Dysfunction, all the way down
I don’t usually write about these events, but in this latest case I will make an exception by way of making a broader point.
Natalie “Samantha” Rupnow, who died of a self-inflicted gunshot wound after the deadly mass shooting at Abundant Life Christian School in Madison on Monday, was at times yanked between her parents’ homes every two or three days when they were separated, according to records obtained by the Washington Post.
Her mother and father, Mellissa and Jeff Rupnow, first married in 2011, two years after they had Natalie, who had recently started using the first name Samantha.
They divorced in 2014 and shared custody of Natalie, who they agreed would live primarily with her mother.
The couple then remarried three years later in 2017 — just to get divorced for a second time another three years after that, in 2020.
This time, they more evenly split custody of their daughter, with Natalie spending two days with her father, then two days with her mother, followed by three days with her father again in a schedule that would alternate weekly, the DC paper reported.

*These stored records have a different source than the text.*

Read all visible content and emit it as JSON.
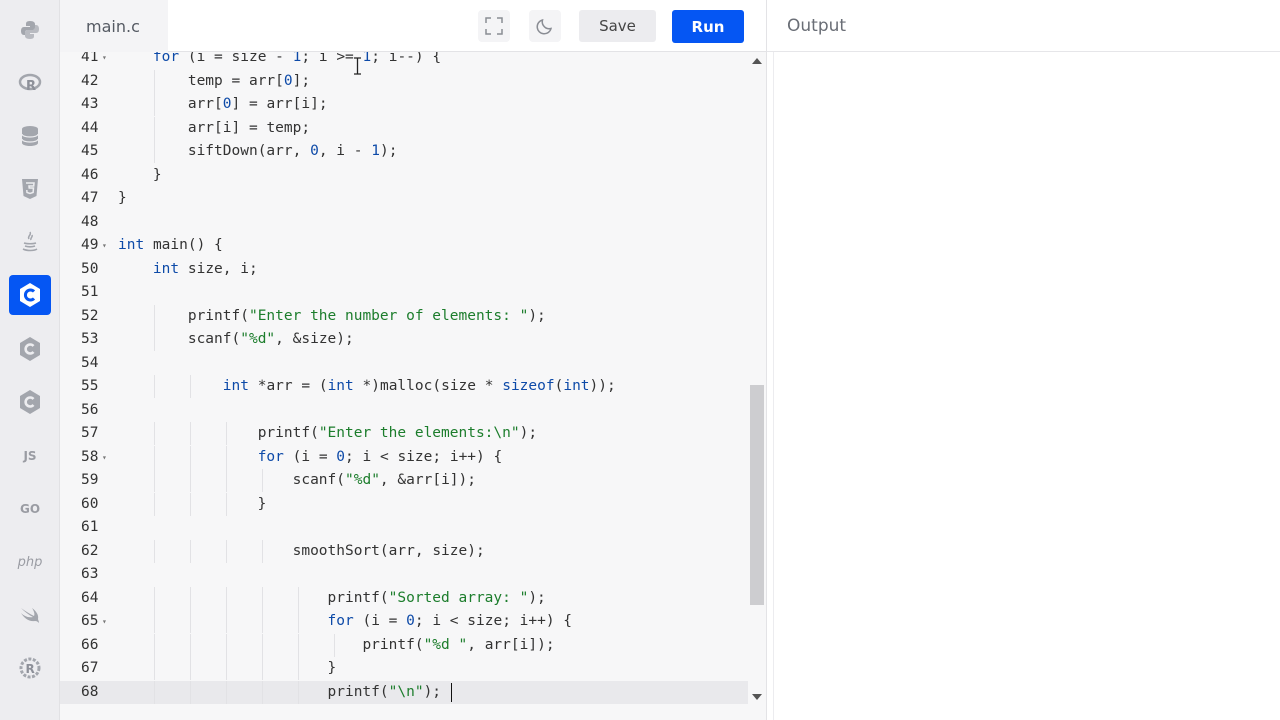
{
  "header": {
    "file_tab": "main.c",
    "save_label": "Save",
    "run_label": "Run"
  },
  "sidebar": {
    "items": [
      {
        "name": "python-icon",
        "active": false
      },
      {
        "name": "r-icon",
        "active": false
      },
      {
        "name": "database-icon",
        "active": false
      },
      {
        "name": "html5-icon",
        "active": false
      },
      {
        "name": "java-icon",
        "active": false
      },
      {
        "name": "c-icon",
        "active": true
      },
      {
        "name": "cpp-icon",
        "active": false
      },
      {
        "name": "csharp-icon",
        "active": false
      },
      {
        "name": "js-icon",
        "label": "JS",
        "active": false
      },
      {
        "name": "go-icon",
        "label": "GO",
        "active": false
      },
      {
        "name": "php-icon",
        "label": "php",
        "active": false
      },
      {
        "name": "swift-icon",
        "active": false
      },
      {
        "name": "rust-icon",
        "active": false
      }
    ]
  },
  "editor": {
    "lines": [
      {
        "n": "41",
        "text": "    for (i = size - 1; i >= 1; i--) {"
      },
      {
        "n": "42",
        "text": "        temp = arr[0];"
      },
      {
        "n": "43",
        "text": "        arr[0] = arr[i];"
      },
      {
        "n": "44",
        "text": "        arr[i] = temp;"
      },
      {
        "n": "45",
        "text": "        siftDown(arr, 0, i - 1);"
      },
      {
        "n": "46",
        "text": "    }"
      },
      {
        "n": "47",
        "text": "}"
      },
      {
        "n": "48",
        "text": ""
      },
      {
        "n": "49",
        "text": "int main() {"
      },
      {
        "n": "50",
        "text": "    int size, i;"
      },
      {
        "n": "51",
        "text": ""
      },
      {
        "n": "52",
        "text": "        printf(\"Enter the number of elements: \");"
      },
      {
        "n": "53",
        "text": "        scanf(\"%d\", &size);"
      },
      {
        "n": "54",
        "text": ""
      },
      {
        "n": "55",
        "text": "            int *arr = (int *)malloc(size * sizeof(int));"
      },
      {
        "n": "56",
        "text": ""
      },
      {
        "n": "57",
        "text": "                printf(\"Enter the elements:\\n\");"
      },
      {
        "n": "58",
        "text": "                for (i = 0; i < size; i++) {"
      },
      {
        "n": "59",
        "text": "                    scanf(\"%d\", &arr[i]);"
      },
      {
        "n": "60",
        "text": "                }"
      },
      {
        "n": "61",
        "text": ""
      },
      {
        "n": "62",
        "text": "                    smoothSort(arr, size);"
      },
      {
        "n": "63",
        "text": ""
      },
      {
        "n": "64",
        "text": "                        printf(\"Sorted array: \");"
      },
      {
        "n": "65",
        "text": "                        for (i = 0; i < size; i++) {"
      },
      {
        "n": "66",
        "text": "                            printf(\"%d \", arr[i]);"
      },
      {
        "n": "67",
        "text": "                        }"
      },
      {
        "n": "68",
        "text": "                        printf(\"\\n\");"
      }
    ],
    "fold_lines": [
      "41",
      "49",
      "58",
      "65"
    ],
    "current_line": "68"
  },
  "output": {
    "title": "Output"
  }
}
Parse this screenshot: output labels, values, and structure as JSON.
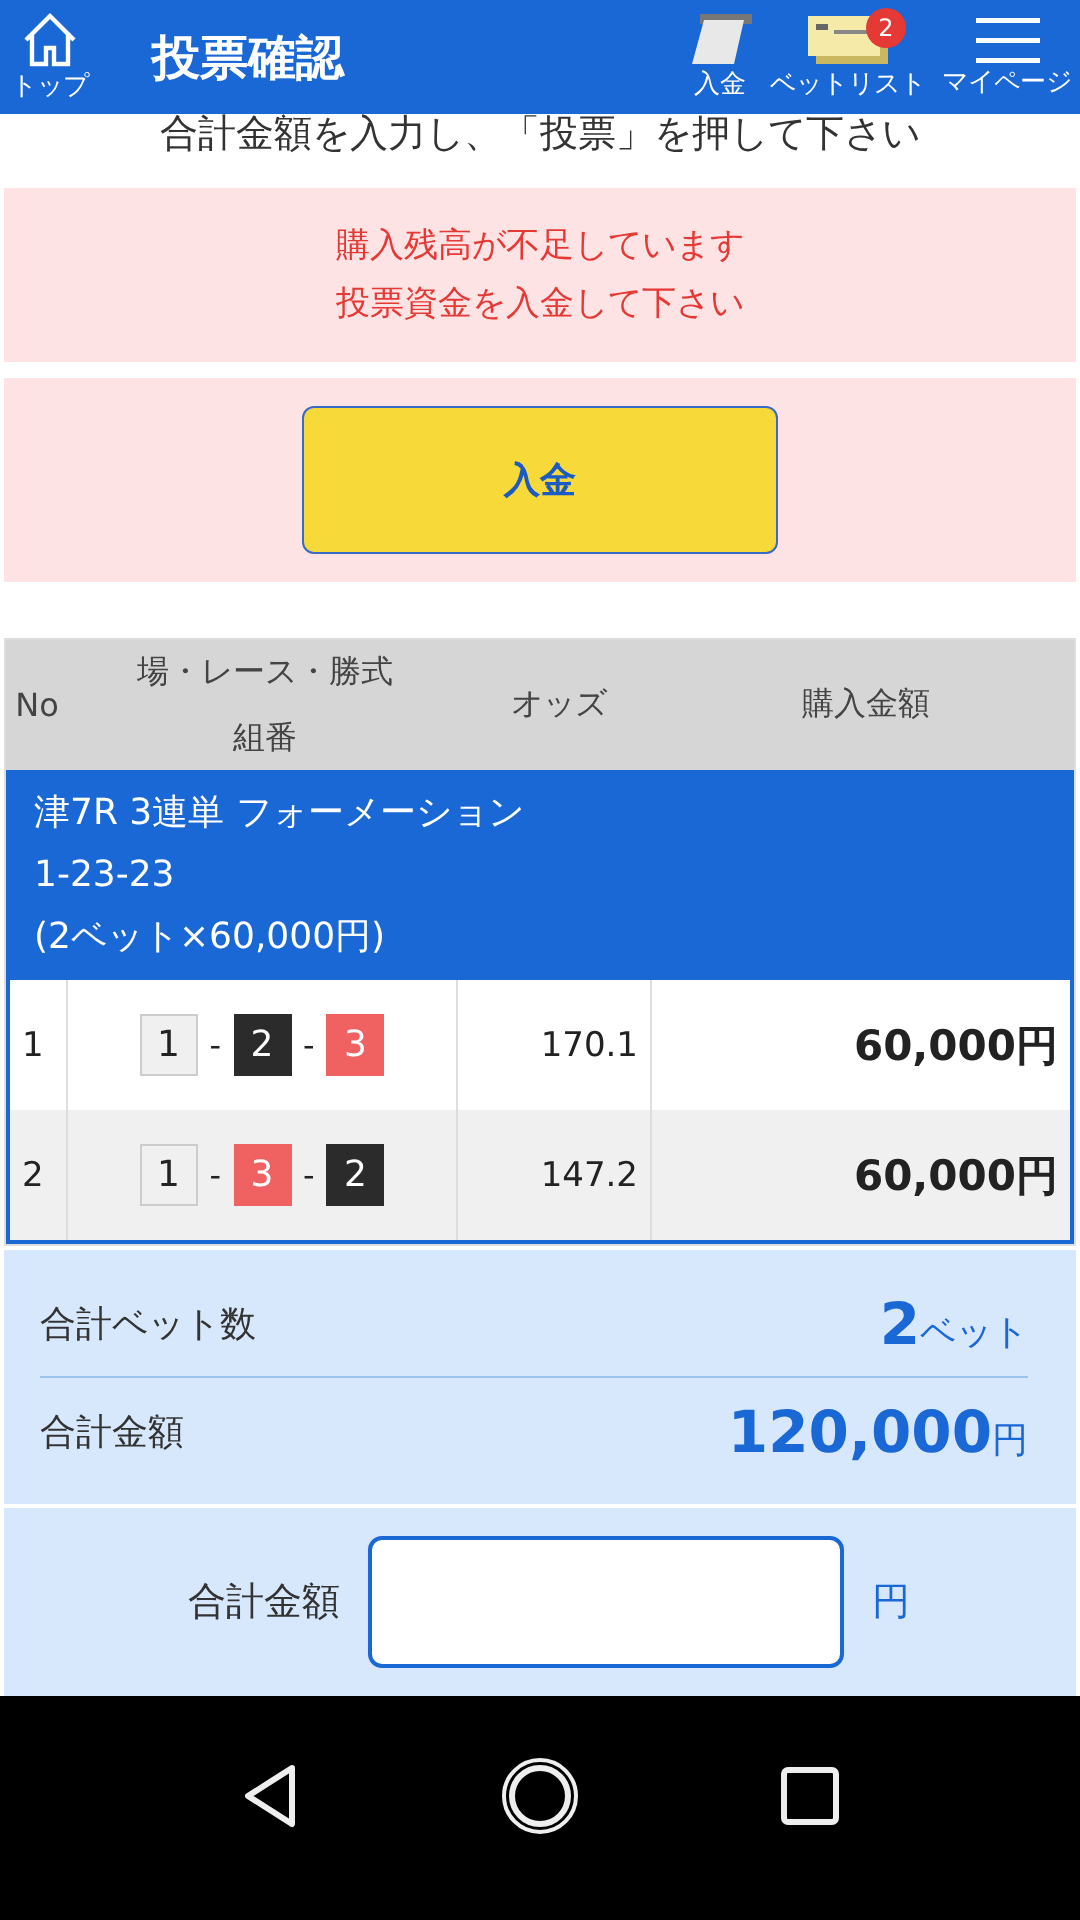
{
  "header": {
    "home_label": "トップ",
    "title": "投票確認",
    "actions": [
      {
        "kind": "deposit",
        "label": "入金"
      },
      {
        "kind": "betlist",
        "label": "ベットリスト",
        "badge": "2"
      },
      {
        "kind": "menu",
        "label": "マイページ"
      }
    ]
  },
  "instruction": "合計金額を入力し、「投票」を押して下さい",
  "alert": [
    "購入残高が不足しています",
    "投票資金を入金して下さい"
  ],
  "deposit_button": "入金",
  "table": {
    "columns": {
      "no": "No",
      "race": "場・レース・勝式",
      "combo": "組番",
      "odds": "オッズ",
      "amount": "購入金額"
    },
    "group": [
      "津7R 3連単 フォーメーション",
      "1-23-23",
      "(2ベット×60,000円)"
    ],
    "rows": [
      {
        "no": "1",
        "picks": [
          {
            "number": "1",
            "color": "#f0f0f0"
          },
          {
            "number": "2",
            "color": "#2b2b2b"
          },
          {
            "number": "3",
            "color": "#f06262"
          }
        ],
        "separator": "-",
        "odds": "170.1",
        "amount": "60,000円"
      },
      {
        "no": "2",
        "picks": [
          {
            "number": "1",
            "color": "#f0f0f0"
          },
          {
            "number": "3",
            "color": "#f06262"
          },
          {
            "number": "2",
            "color": "#2b2b2b"
          }
        ],
        "separator": "-",
        "odds": "147.2",
        "amount": "60,000円"
      }
    ]
  },
  "summary": [
    {
      "label": "合計ベット数",
      "value": "2",
      "unit": "ベット"
    },
    {
      "label": "合計金額",
      "value": "120,000",
      "unit": "円"
    }
  ],
  "amount_input": {
    "label": "合計金額",
    "unit": "円"
  }
}
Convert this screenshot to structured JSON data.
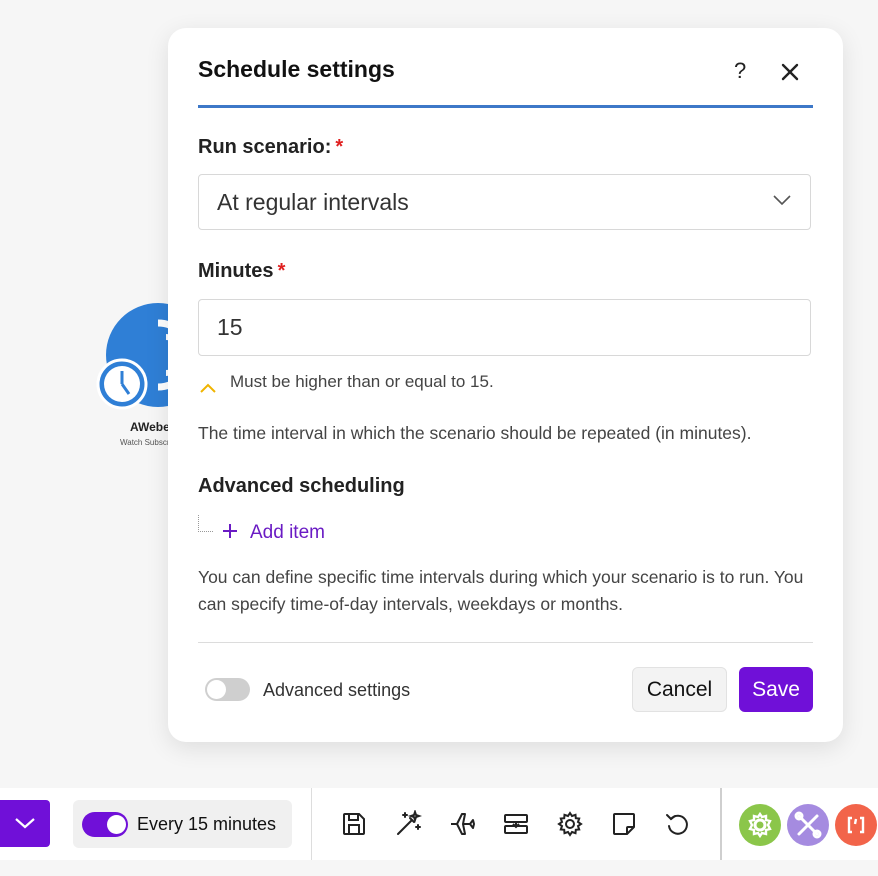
{
  "module": {
    "name": "AWeber",
    "subtitle": "Watch Subscribers",
    "brand_color": "#2f7fd6"
  },
  "dialog": {
    "title": "Schedule settings",
    "help_label": "?",
    "run_scenario": {
      "label": "Run scenario:",
      "required_mark": "*",
      "selected": "At regular intervals"
    },
    "minutes": {
      "label": "Minutes",
      "required_mark": "*",
      "value": "15",
      "hint": "Must be higher than or equal to 15.",
      "description": "The time interval in which the scenario should be repeated (in minutes)."
    },
    "advanced_scheduling": {
      "label": "Advanced scheduling",
      "add_item": "Add item",
      "description": "You can define specific time intervals during which your scenario is to run. You can specify time-of-day intervals, weekdays or months."
    },
    "advanced_settings": {
      "label": "Advanced settings",
      "enabled": false
    },
    "cancel_label": "Cancel",
    "save_label": "Save"
  },
  "toolbar": {
    "schedule_label": "Every 15 minutes",
    "schedule_enabled": true,
    "tools": [
      "save-icon",
      "magic-wand-icon",
      "airplane-icon",
      "flow-control-icon",
      "gear-icon",
      "note-icon",
      "undo-icon"
    ],
    "right_icons": [
      "tools-gear-icon",
      "flow-tools-icon",
      "text-parser-icon"
    ]
  },
  "colors": {
    "accent": "#7010d8",
    "title_rule": "#3d78c8",
    "required": "#e02020",
    "hint_caret": "#f0b400",
    "tools_green": "#8bc64a",
    "flow_purple": "#a58be0",
    "parser_orange": "#f2644a"
  }
}
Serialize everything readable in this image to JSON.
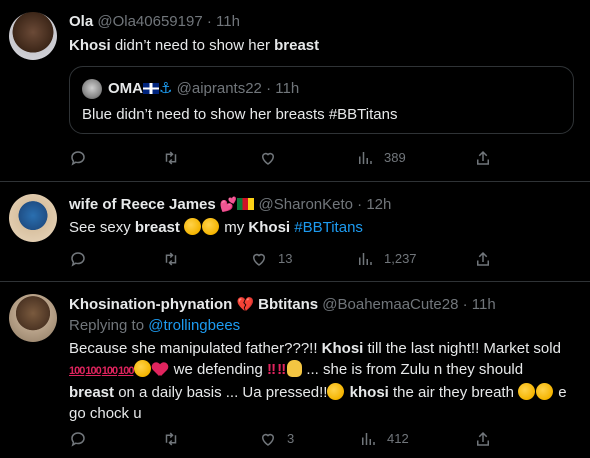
{
  "tweets": [
    {
      "name": "Ola",
      "handle": "@Ola40659197",
      "sep": "·",
      "time": "11h",
      "text_pre": "Khosi",
      "text_mid": " didn’t need to show her ",
      "text_bold": "breast",
      "quote": {
        "name": "OMA",
        "handle": "@aiprants22",
        "time": "11h",
        "text": "Blue didn’t need to show her breasts  #BBTitans"
      },
      "retweets": "",
      "likes": "",
      "views": "389"
    },
    {
      "name": "wife of Reece James",
      "handle": "@SharonKeto",
      "sep": "·",
      "time": "12h",
      "text_1": "See sexy ",
      "text_bold1": "breast",
      "text_2": " my ",
      "text_bold2": "Khosi",
      "text_hashtag": "#BBTitans",
      "retweets": "",
      "likes": "13",
      "views": "1,237"
    },
    {
      "name": "Khosination-phynation",
      "name_suffix": "Bbtitans",
      "handle": "@BoahemaaCute28",
      "sep": "·",
      "time": "11h",
      "replying_label": "Replying to ",
      "replying_handle": "@trollingbees",
      "line1_a": "Because she manipulated father???!! ",
      "line1_b": "Khosi",
      "line1_c": " till the last night!! Market sold",
      "hundred": "100",
      "line2_a": " we defending ",
      "bang": "‼",
      "line2_b": "... she is from Zulu n they should",
      "line3_a": "breast",
      "line3_b": " on a daily basis ... Ua pressed!!",
      "line3_c": "khosi",
      "line3_d": " the air they breath ",
      "line3_e": " e",
      "line4": "go chock u",
      "retweets": "",
      "likes": "3",
      "views": "412"
    }
  ],
  "icons": [
    "reply-icon",
    "retweet-icon",
    "like-icon",
    "views-icon",
    "share-icon"
  ],
  "colors": {
    "background": "#000000",
    "text": "#e7e9ea",
    "muted": "#71767b",
    "link": "#1d9bf0",
    "border": "#2f3336"
  }
}
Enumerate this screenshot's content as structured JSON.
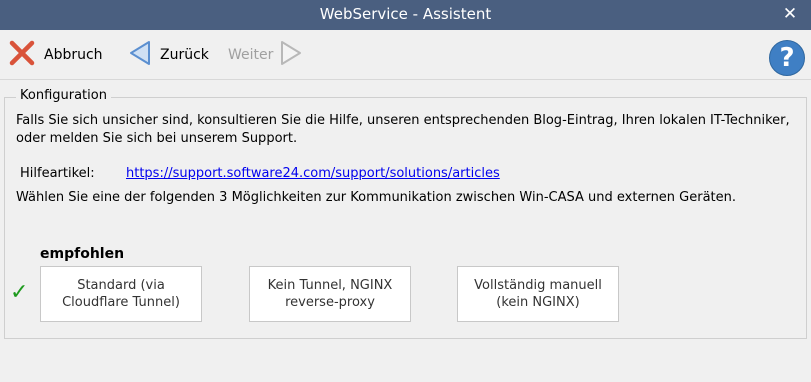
{
  "window": {
    "title": "WebService - Assistent",
    "close_glyph": "✕"
  },
  "toolbar": {
    "cancel_label": "Abbruch",
    "back_label": "Zurück",
    "next_label": "Weiter",
    "help_glyph": "?"
  },
  "content": {
    "group_title": "Konfiguration",
    "info_text": "Falls Sie sich unsicher sind, konsultieren Sie die Hilfe, unseren entsprechenden Blog-Eintrag, Ihren lokalen IT-Techniker, oder melden Sie sich bei unserem Support.",
    "help_article_label": "Hilfeartikel:",
    "help_article_url": "https://support.software24.com/support/solutions/articles",
    "choose_text": "Wählen Sie eine der folgenden 3 Möglichkeiten zur Kommunikation zwischen Win-CASA und externen Geräten.",
    "recommended_label": "empfohlen",
    "check_glyph": "✓",
    "options": [
      {
        "label": "Standard (via Cloudflare Tunnel)"
      },
      {
        "label": "Kein Tunnel, NGINX reverse-proxy"
      },
      {
        "label": "Vollständig manuell (kein NGINX)"
      }
    ]
  },
  "colors": {
    "titlebar": "#4a5f80",
    "link": "#0000ee",
    "check": "#1e9a1e",
    "help_button": "#3f7fc4",
    "cancel_icon": "#d9533a",
    "nav_arrow": "#5b8fd0"
  }
}
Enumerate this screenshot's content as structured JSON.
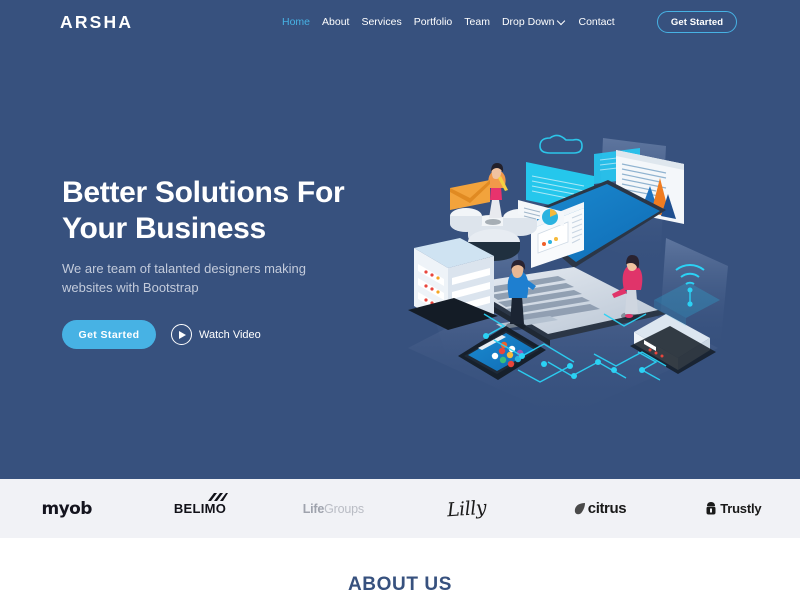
{
  "brand": {
    "name": "ARSHA"
  },
  "nav": {
    "items": [
      {
        "label": "Home",
        "active": true
      },
      {
        "label": "About",
        "active": false
      },
      {
        "label": "Services",
        "active": false
      },
      {
        "label": "Portfolio",
        "active": false
      },
      {
        "label": "Team",
        "active": false
      }
    ],
    "dropdown": {
      "label": "Drop Down",
      "icon": "chevron-down-icon"
    },
    "contact": {
      "label": "Contact"
    },
    "cta": {
      "label": "Get Started"
    }
  },
  "hero": {
    "title_line1": "Better Solutions For",
    "title_line2": "Your Business",
    "subtitle": "We are team of talanted designers making websites with Bootstrap",
    "primary_button": "Get Started",
    "video_button": "Watch Video",
    "video_icon": "play-circle-icon",
    "illustration_alt": "isometric-tech-illustration"
  },
  "clients": {
    "logos": [
      {
        "name": "myob"
      },
      {
        "name": "BELIMO"
      },
      {
        "name": "Life",
        "name2": "Groups"
      },
      {
        "name": "Lilly"
      },
      {
        "name": "citrus"
      },
      {
        "name": "Trustly"
      }
    ]
  },
  "about": {
    "title": "ABOUT US"
  },
  "colors": {
    "hero_bg": "#37517e",
    "accent": "#47b2e4",
    "clients_bg": "#f1f2f6",
    "page_bg": "#ffffff",
    "heading": "#37517e",
    "hero_sub_text": "#c3cbdb"
  }
}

They married for a third time shortly thereafter — but by April 2021 were splitting up again.
A judge granted the divorce a month later but noted that “parties [were] admonished concerning remarriage,” according to court documents.
In July 2022, a mediator ruled that the couple would again share custody of Natalie but she would live primarily with her father.
By that time, Natalie, just 12 years old, was going to therapy sessions that were meant to help determine which parent she would spend her weeks with, according to court records.
There’s more awfulness yet, all of it as dysfunctional as dysfunctional gets, but the above ought to make for a good enough start. With an upbringing as unstable as that, and as common as such familial instability has come to be nowadays, the real wonder is that more of these poor waifs aren’t picking up a piece and going all “I Don’t Like Mondays” on the rest of the world. The closer is about as stinging a wry jab as I think I’ve ever seen.